En veinte minutos llegamos a una bodega abandonada a las orillas del río.
Detuvieron el motor del carro, e inspeccionaron el lugar de la ejecución, haciéndome el nervioso, me rasqué la panza y en cosa de décimas de segundo tuve en mi mano el pequeño revolver de dos tiros, aunque muy efectivo.
No corrí el menor riesgo, al gorila que me apuntaba con negligencia, con su arma, le volé la cara de un balazo. Luego volví el cañoncito humeante hacia el otro:
—Dame el maletín, “muñeco” y ni un solo truco, porque te mueres… Mira a tu compañero para que veas que no bromeó… obedece o el siguiente serás tú —le dije con firmeza— de pasó, saca tu pistola con la punta de los dedos y tírala a la calle.
Hizo lo que le ordené, con cuidado, Sabía que su vida pendía de un hilo, Le di una dirección y lo obligué a llevarme en su propio auto, sin dejar de amagarlo con la pistola Ruger.

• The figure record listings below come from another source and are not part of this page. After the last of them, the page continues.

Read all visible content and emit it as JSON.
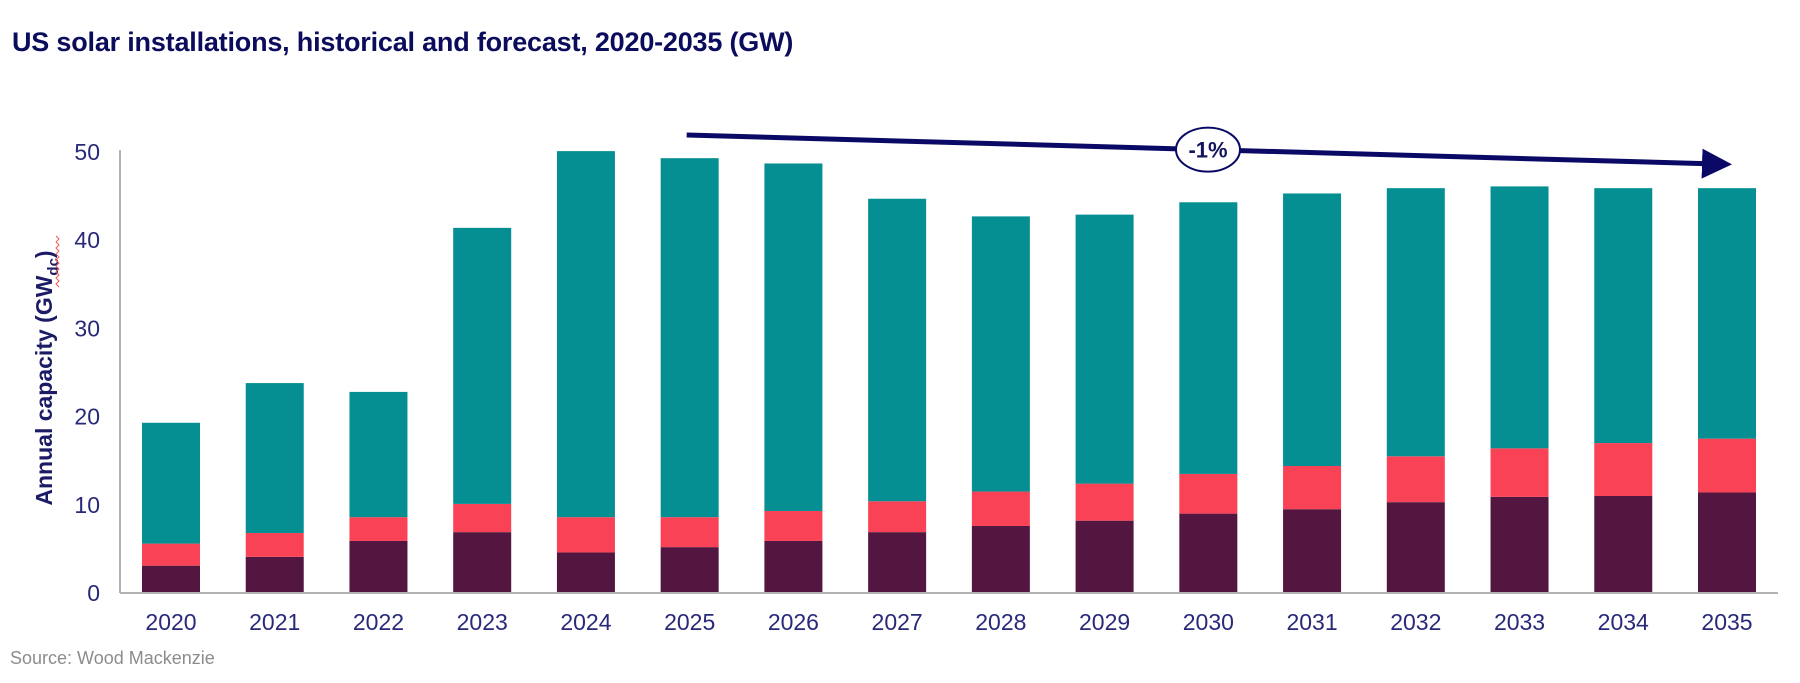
{
  "title": "US solar installations, historical and forecast, 2020-2035 (GW)",
  "source": "Source: Wood Mackenzie",
  "colors": {
    "title": "#0c0c5c",
    "axis_text": "#29297a",
    "arrow": "#0a0a66",
    "segment_bottom": "#521640",
    "segment_middle": "#f94256",
    "segment_top": "#068f93"
  },
  "chart_data": {
    "type": "bar",
    "stacked": true,
    "title": "US solar installations, historical and forecast, 2020-2035 (GW)",
    "xlabel": "",
    "ylabel": "Annual capacity (GW",
    "ylabel_subscript": "dc",
    "ylabel_suffix": ")",
    "ylim": [
      0,
      50
    ],
    "yticks": [
      0,
      10,
      20,
      30,
      40,
      50
    ],
    "grid": false,
    "legend": "none",
    "categories": [
      "2020",
      "2021",
      "2022",
      "2023",
      "2024",
      "2025",
      "2026",
      "2027",
      "2028",
      "2029",
      "2030",
      "2031",
      "2032",
      "2033",
      "2034",
      "2035"
    ],
    "series": [
      {
        "name": "bottom segment",
        "color": "#521640",
        "values": [
          3.1,
          4.1,
          5.9,
          6.9,
          4.6,
          5.2,
          5.9,
          6.9,
          7.6,
          8.2,
          9.0,
          9.5,
          10.3,
          10.9,
          11.0,
          11.4
        ]
      },
      {
        "name": "middle segment",
        "color": "#f94256",
        "values": [
          2.5,
          2.7,
          2.7,
          3.2,
          4.0,
          3.4,
          3.4,
          3.5,
          3.9,
          4.2,
          4.5,
          4.9,
          5.2,
          5.5,
          6.0,
          6.1
        ]
      },
      {
        "name": "top segment",
        "color": "#068f93",
        "values": [
          13.7,
          17.0,
          14.2,
          31.3,
          41.5,
          40.7,
          39.4,
          34.3,
          31.2,
          30.5,
          30.8,
          30.9,
          30.4,
          29.7,
          28.9,
          28.4
        ]
      }
    ],
    "totals": [
      19.3,
      23.8,
      22.8,
      41.4,
      50.1,
      49.3,
      48.7,
      44.7,
      42.7,
      42.9,
      44.3,
      45.3,
      45.9,
      46.1,
      45.9,
      45.9
    ],
    "annotations": [
      {
        "type": "trend-arrow",
        "from_category": "2025",
        "to_category": "2035",
        "label": "-1%"
      }
    ]
  }
}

No estaba lejos, aunque se trataba de un edificio con varias salidas, ideal para mis planes como lo supe desde que lo vi. Llegamos justo cuando salía la gente de uno de los cines.

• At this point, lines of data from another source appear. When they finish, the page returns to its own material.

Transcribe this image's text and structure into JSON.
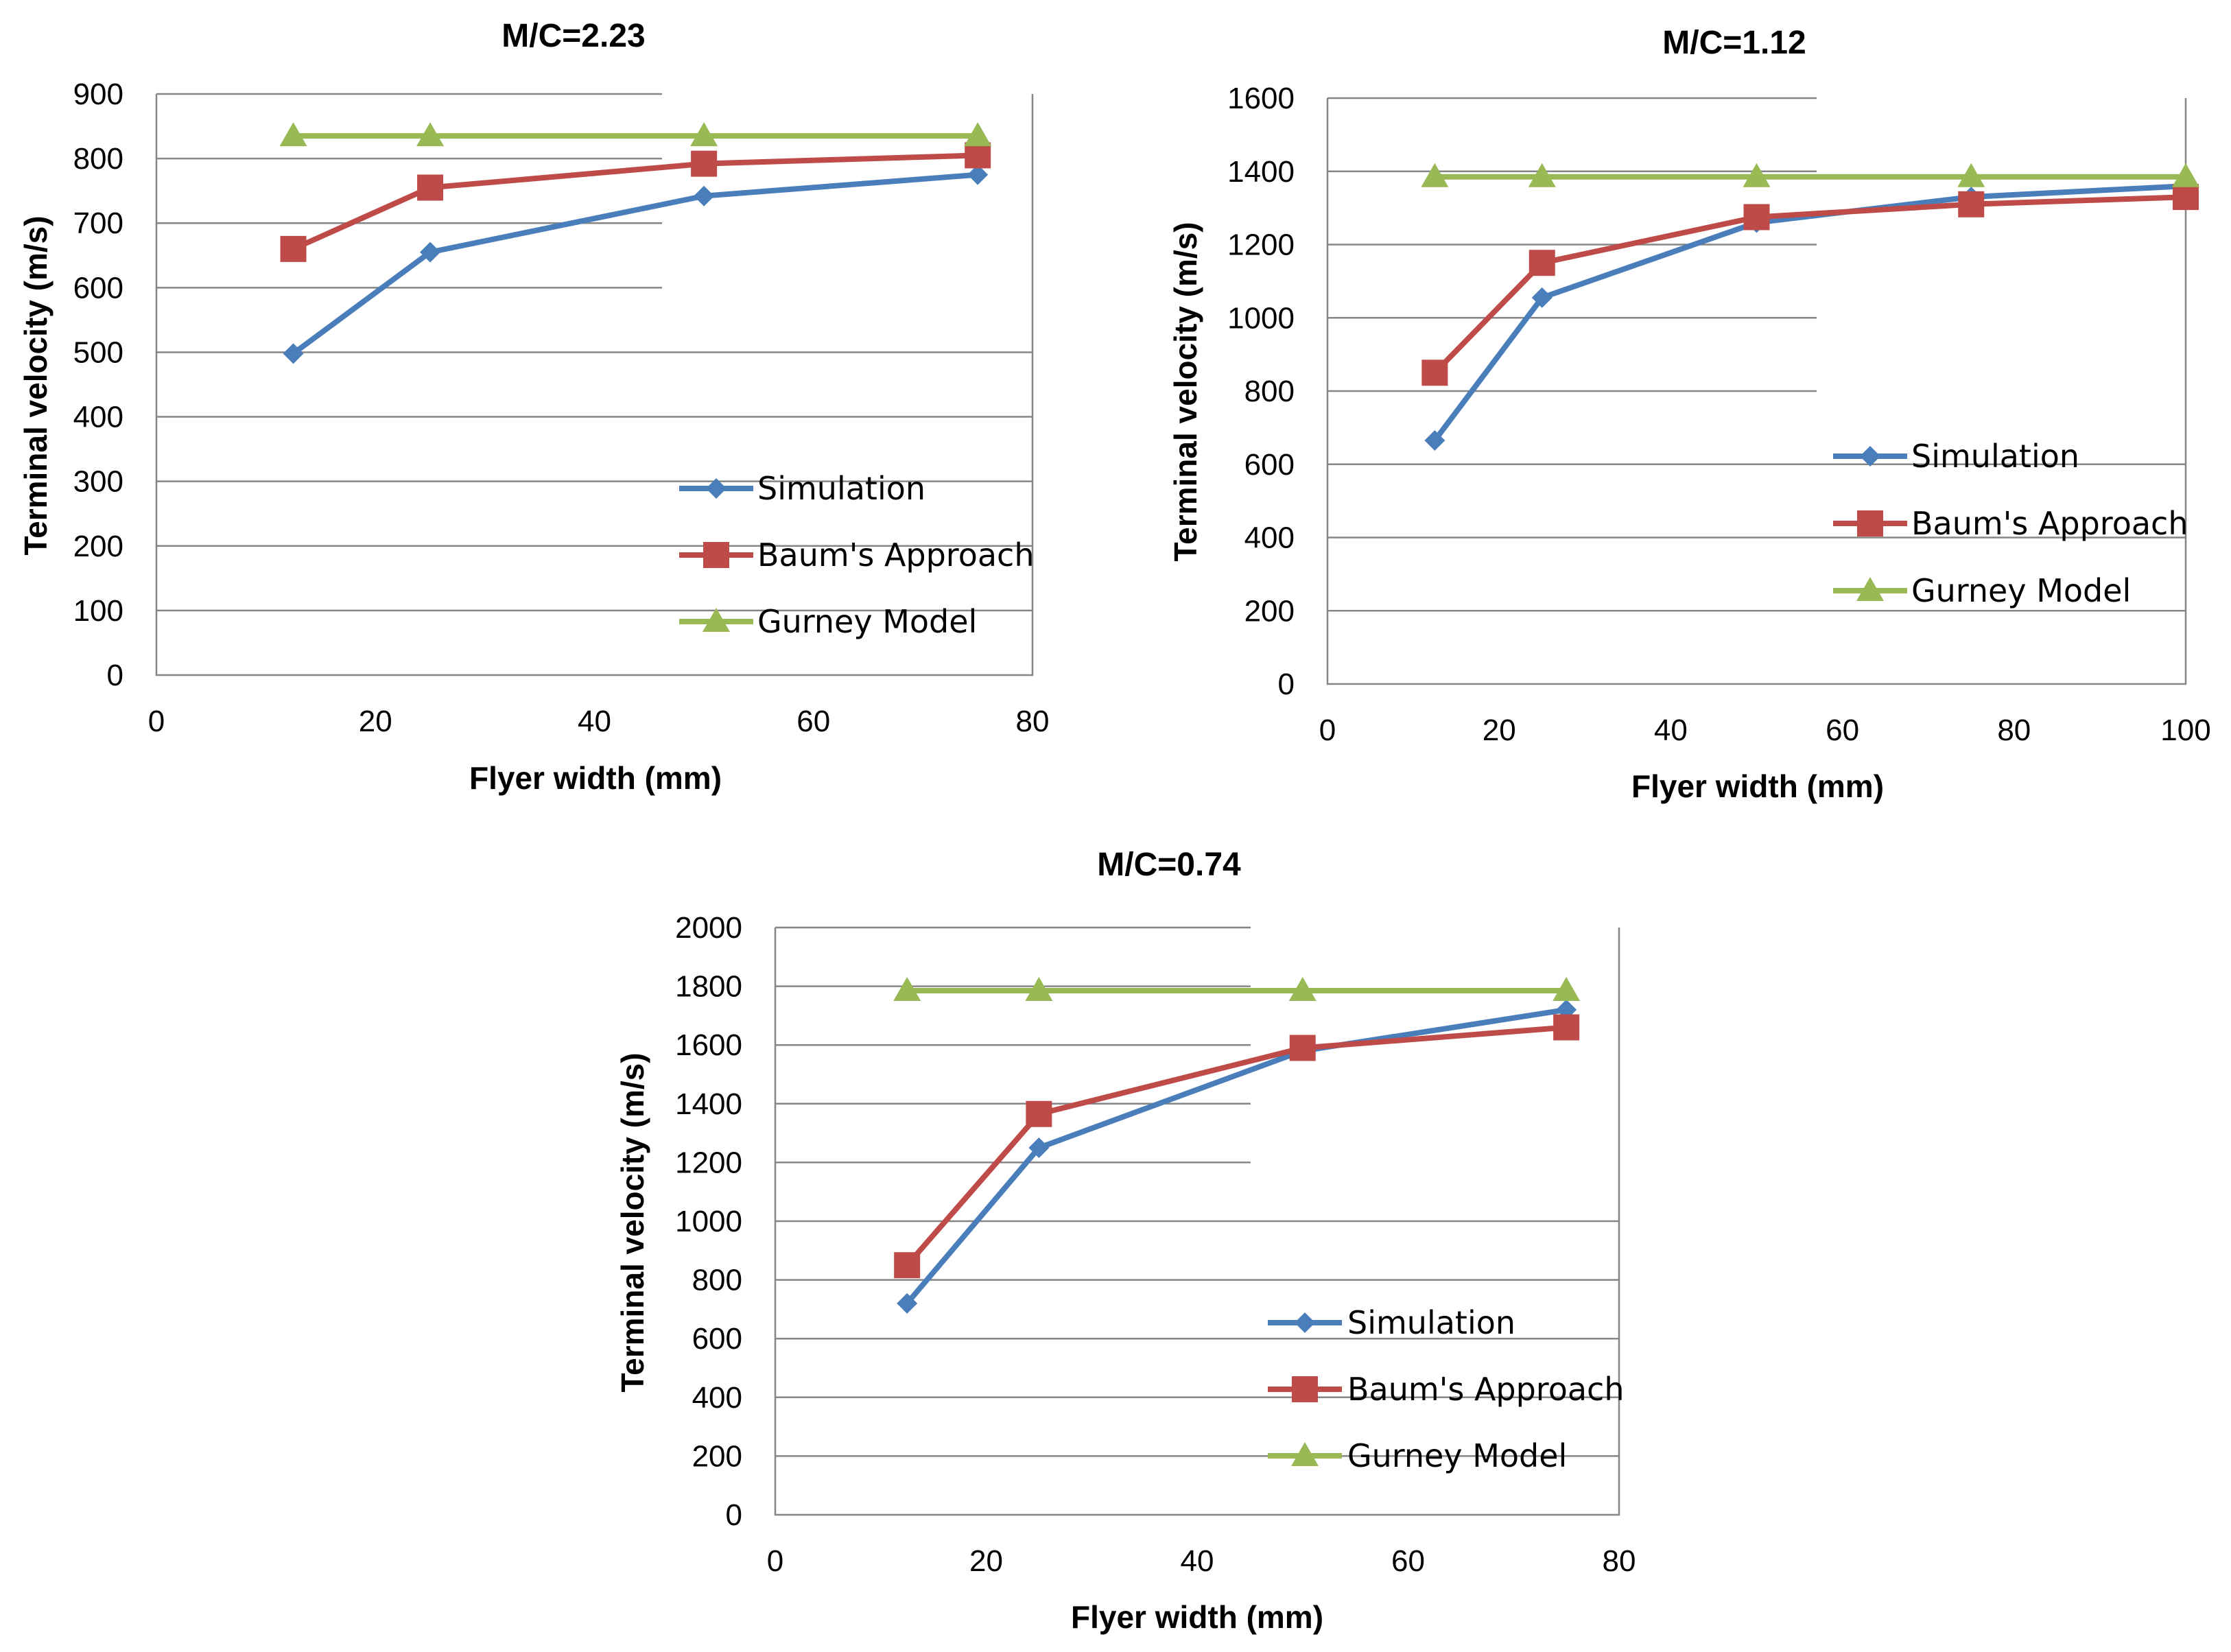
{
  "chart_data": [
    {
      "type": "line",
      "title": "M/C=2.23",
      "xlabel": "Flyer width (mm)",
      "ylabel": "Terminal velocity (m/s)",
      "xlim": [
        0,
        80
      ],
      "ylim": [
        0,
        900
      ],
      "x_ticks": [
        "0",
        "20",
        "40",
        "60",
        "80"
      ],
      "y_ticks": [
        "0",
        "100",
        "200",
        "300",
        "400",
        "500",
        "600",
        "700",
        "800",
        "900"
      ],
      "grid": true,
      "legend_position": "bottom-right",
      "x": [
        12.5,
        25,
        50,
        75
      ],
      "series": [
        {
          "name": "Simulation",
          "marker": "diamond",
          "color": "#4a7ebb",
          "values": [
            498,
            655,
            742,
            775
          ]
        },
        {
          "name": "Baum's Approach",
          "marker": "square",
          "color": "#be4b48",
          "values": [
            660,
            755,
            792,
            805
          ]
        },
        {
          "name": "Gurney Model",
          "marker": "triangle",
          "color": "#98b954",
          "values": [
            835,
            835,
            835,
            835
          ]
        }
      ]
    },
    {
      "type": "line",
      "title": "M/C=1.12",
      "xlabel": "Flyer width (mm)",
      "ylabel": "Terminal velocity (m/s)",
      "xlim": [
        0,
        100
      ],
      "ylim": [
        0,
        1600
      ],
      "x_ticks": [
        "0",
        "20",
        "40",
        "60",
        "80",
        "100"
      ],
      "y_ticks": [
        "0",
        "200",
        "400",
        "600",
        "800",
        "1000",
        "1200",
        "1400",
        "1600"
      ],
      "grid": true,
      "legend_position": "right",
      "x": [
        12.5,
        25,
        50,
        75,
        100
      ],
      "series": [
        {
          "name": "Simulation",
          "marker": "diamond",
          "color": "#4a7ebb",
          "values": [
            665,
            1055,
            1260,
            1330,
            1360
          ]
        },
        {
          "name": "Baum's Approach",
          "marker": "square",
          "color": "#be4b48",
          "values": [
            850,
            1150,
            1275,
            1310,
            1330
          ]
        },
        {
          "name": "Gurney Model",
          "marker": "triangle",
          "color": "#98b954",
          "values": [
            1385,
            1385,
            1385,
            1385,
            1385
          ]
        }
      ]
    },
    {
      "type": "line",
      "title": "M/C=0.74",
      "xlabel": "Flyer width (mm)",
      "ylabel": "Terminal velocity (m/s)",
      "xlim": [
        0,
        80
      ],
      "ylim": [
        0,
        2000
      ],
      "x_ticks": [
        "0",
        "20",
        "40",
        "60",
        "80"
      ],
      "y_ticks": [
        "0",
        "200",
        "400",
        "600",
        "800",
        "1000",
        "1200",
        "1400",
        "1600",
        "1800",
        "2000"
      ],
      "grid": true,
      "legend_position": "bottom-right",
      "x": [
        12.5,
        25,
        50,
        75
      ],
      "series": [
        {
          "name": "Simulation",
          "marker": "diamond",
          "color": "#4a7ebb",
          "values": [
            720,
            1250,
            1580,
            1720
          ]
        },
        {
          "name": "Baum's Approach",
          "marker": "square",
          "color": "#be4b48",
          "values": [
            850,
            1365,
            1590,
            1660
          ]
        },
        {
          "name": "Gurney Model",
          "marker": "triangle",
          "color": "#98b954",
          "values": [
            1785,
            1785,
            1785,
            1785
          ]
        }
      ]
    }
  ]
}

Le di un puñetazo, con la pistola en la mano, en el mentón, nada más que para marearlo un poco y me bajé rápido, confundiéndome entre la multitud.
Aquel pistolero ya estaba anulado. O se arriesgaba a salir conduciendo de allí un coche con un cadáver o huía con la misma rapidez que yo lo había hecho.
En todo caso iba a tener que desaparecer de la ciudad, sus desgraciados patrones no le iban a perdonar su torpeza y mucho menos que se hubiese dejado arrebatar medio millón de dólares, con la misma facilidad con la cual se le puede quitar una paleta de dulce a un niño.
Fui a mi hotel, envolví con mucho cuidado el maletín del dinero, hice con él un paquete y me encomendé a la eficacia del correo.
En tres o cuatro días estaría en casa y también el paquete.
Borré con lujo de detalle toda huella de mi estancia en aquel lugar, pagué la cuenta y salí.
Me quedaban ya muy pocos dólares para moverme a mis anchas.
Tenía el pasaje para ir en avión hasta la frontera, pasar de contrabando al otro lado y luego volver de forma legal. Aquella era mi coartada: había ido al país vecino de vacaciones, al día siguiente, por la noche, ingresé clandestinamente a mi propia patria.
Aunque, para todos los efectos legales, yo estaba del otro lado.